In 2016, the World Bank announced the Pandemic Emergency Facility built using CCRIF SPC as a model.

== Parametric Insurance Products ==
=== Earthquake ===
Updated in 2019 to use the SPHERA model (System for Probabilistic Hazard Evaluation and Risk Assessment), the CCRIF earthquake insurance product is built from a number of components including the exposure module, hazard module, vulnerability module, and loss module. All of these components contribute to the insurance module, which is used to calculate the premium, the conditions under which a country's policy is triggered, and the amount of payout in the event of trigger.

=== Tropical cyclone ===
Updated in 2019 to use the SPHERA model (System for Probabilistic Hazard Evaluation and Risk Assessment), the CCRIF tropical cyclone insurance product is based on a probabilistic assessment of the risk of events and induced losses including near real-time estimates of damages to infrastructure due to windspeed and storm surge. A combination of exposure, hazard, vulnerability, and loss modules are used to creates the final insurance policy including attachment and exhaustion points used for pricing and payouts.

=== Excess rainfall ===
In 2014, CCRIF expanded its product line to include parametric insurance for excess rainfall.

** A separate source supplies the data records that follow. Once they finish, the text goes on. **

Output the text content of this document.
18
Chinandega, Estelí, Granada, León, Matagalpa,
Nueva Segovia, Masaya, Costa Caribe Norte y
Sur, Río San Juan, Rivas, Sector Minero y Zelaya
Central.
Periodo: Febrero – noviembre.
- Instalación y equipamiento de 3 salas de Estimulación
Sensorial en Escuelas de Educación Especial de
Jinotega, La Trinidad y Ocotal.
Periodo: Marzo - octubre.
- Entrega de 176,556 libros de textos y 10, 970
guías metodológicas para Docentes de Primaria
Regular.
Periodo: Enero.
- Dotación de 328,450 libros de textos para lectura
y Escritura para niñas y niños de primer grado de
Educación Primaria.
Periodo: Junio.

=== Fisheries Sector (COAST) ===
In 2016, the World Bank announced a partnership with CCRIF SPC to create a new insurance product to protect food security and promote the resilience of the small-scale fisheries sector in the Caribbean. In 2019, CCRIF SPC offered the Caribbean Ocean and Aquaculture Sustainability faciliTy (COAST) insurance product as a pilot in the countries of St Lucia and Grenada. The COAST product was renewed in 2020 and again in 2021. During the 2021 United Nations Climate Change Conference, the Republic of Ireland announced a gift of one million euros to support the expansion of COAST to additional countries. COAST has been studied as an instrument of science diplomacy promoting finance for development to support climate resilience by linking adaptive social safety nets for individuals, community-level weather risks, and a sovereign financial instrument. The first triggered payment of COAST was more than $1 million to Grenada following Hurricane Beryl in 2024.

=== Electric utilities sector ===
In 2020, CCRIF SPC announced the offering of a new parametric product for electric utilities. This is the first parametric product by CCRIF SPC to target private firms.